I'm also shocked that there's a creative writing component on their exams! It was bad enough writing literary analysis essays for the AP tests.
JD
jdbracknell at 11:21 am on 27 April 2008 (UTC) (Link)
Oh yeah, here, creative writing is a massive part of studying English at school. Starting when we were 11, at my school we adapted novels into plays and vice versa, and there's timed creative writing from prompts at GCSE.
JD
jdbracknell at 11:20 am on 27 April 2008 (UTC) (Link)

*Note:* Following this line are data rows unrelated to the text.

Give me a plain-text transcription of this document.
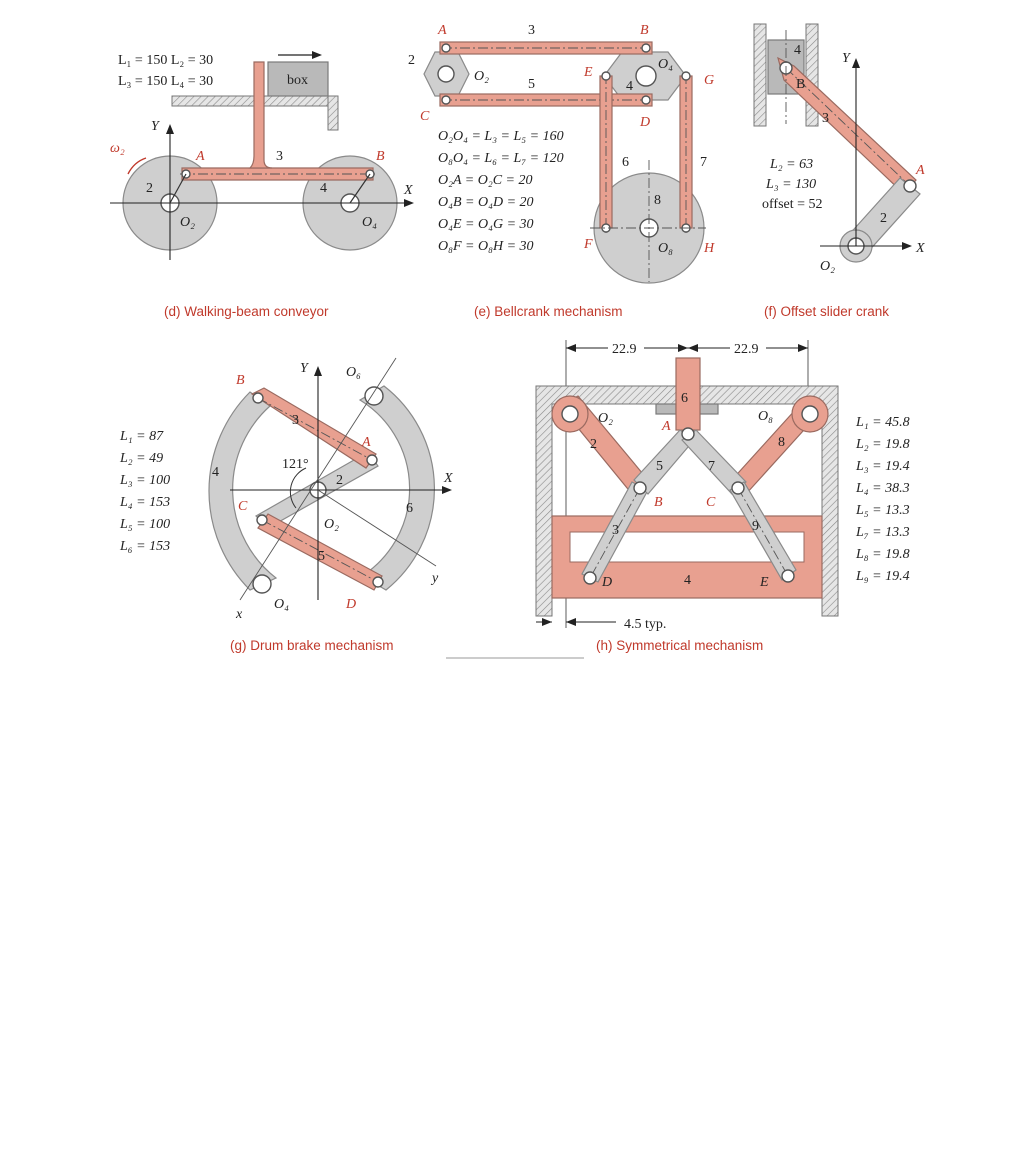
L₁ = 150 L₂ = 30
L₃ = 150 L₄ = 30	box
Y
X
A	B
O₂	O₄
ω₂
2
3
4
(d) Walking-beam conveyor
A	B
C	D
E
F
G
H
O₂
O₄
O₈
2
3
4
5
6	7
8
O₂O₄ = L₃ = L₅ = 160
O₈O₄ = L₆ = L₇ = 120
O₂A = O₂C = 20
O₄B = O₄D = 20
O₄E = O₄G = 30
O₈F = O₈H = 30
(e) Bellcrank mechanism
Y
X
A
B
O₂
2
3
4
L₂ = 63
L₃ = 130
offset = 52
(f) Offset slider crank
L₁ = 87
L₂ = 49
L₃ = 100
L₄ = 153
L₅ = 100
L₆ = 153
121°
Y
X
x
y
A
B
C
D
O₂
O₄
O₆
2
3
4
5
6
(g) Drum brake mechanism
22.9	22.9
4.5 typ.
O₂	O₈
A
B	C
D	E
2
3
4
5
6
7
8
9
L₁ = 45.8
L₂ = 19.8
L₃ = 19.4
L₄ = 38.3
L₅ = 13.3
L₇ = 13.3
L₈ = 19.8
L₉ = 19.4
(h) Symmetrical mechanism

At my school, we frequently wrote stuff inspired by what we were studying - when we were 11 we started turning novels into plays etc, and for GCSE, we wrote our own adaptations of Shakespeare transposing the setting to either a historical or modern one, so it's not really a big new thing. Here we study English Language and English Literature seperately, and I suspect this is part of the Language compontent, where you get marked on things like how you can mimic the tone and register of someone else's language to prove you've understood them.
Rachael
bratty_jedi at 1:51 pm on 27 April 2008 (UTC) (Link)
Interesting. We did creative writing stuff at my school, but only at younger levels. I'm not sure there was any of it in high school and I know there wasn't any in the last two years. And all the creative writing stuff was "original." We were never told to write based off something else or to try to mimic someone's style. I did a sequel to a movie once in middle school and had to get special permission. The teacher did this thing where she read everyone's stories out loud and everyone else was supposed to write you helpful comments for revising. I think every comment I got that time said only that I'd copied the movie.
What's Taters, Precious?
mrstater at 3:30 pm on 27 April 2008 (UTC) (Link)
I always thought if I ever taught English I'd have assignments like that, because I always felt later, as an English major, that my fanfiction background had helped with literary analysis, but I had no idea some countries actually do this. I think it's brilliant and US schools should take note!
train_lindz
train_lindz at 11:25 am on 27 April 2008 (UTC) (Link)
I can remember several times where we had to write alternate endings of books we were studying as overnight homework assignments so that our spelling, grammar and language could be checked while focusing on literature at the same time.

I've got an AU 1984, Prayer for Owen Meany, and Brave New World kicking around somewhere from 10 years ago :)
Rachael
bratty_jedi at 1:52 pm on 27 April 2008 (UTC) (Link)
That's cool. We never had anything like that. (See my comment to Lady B above for more details).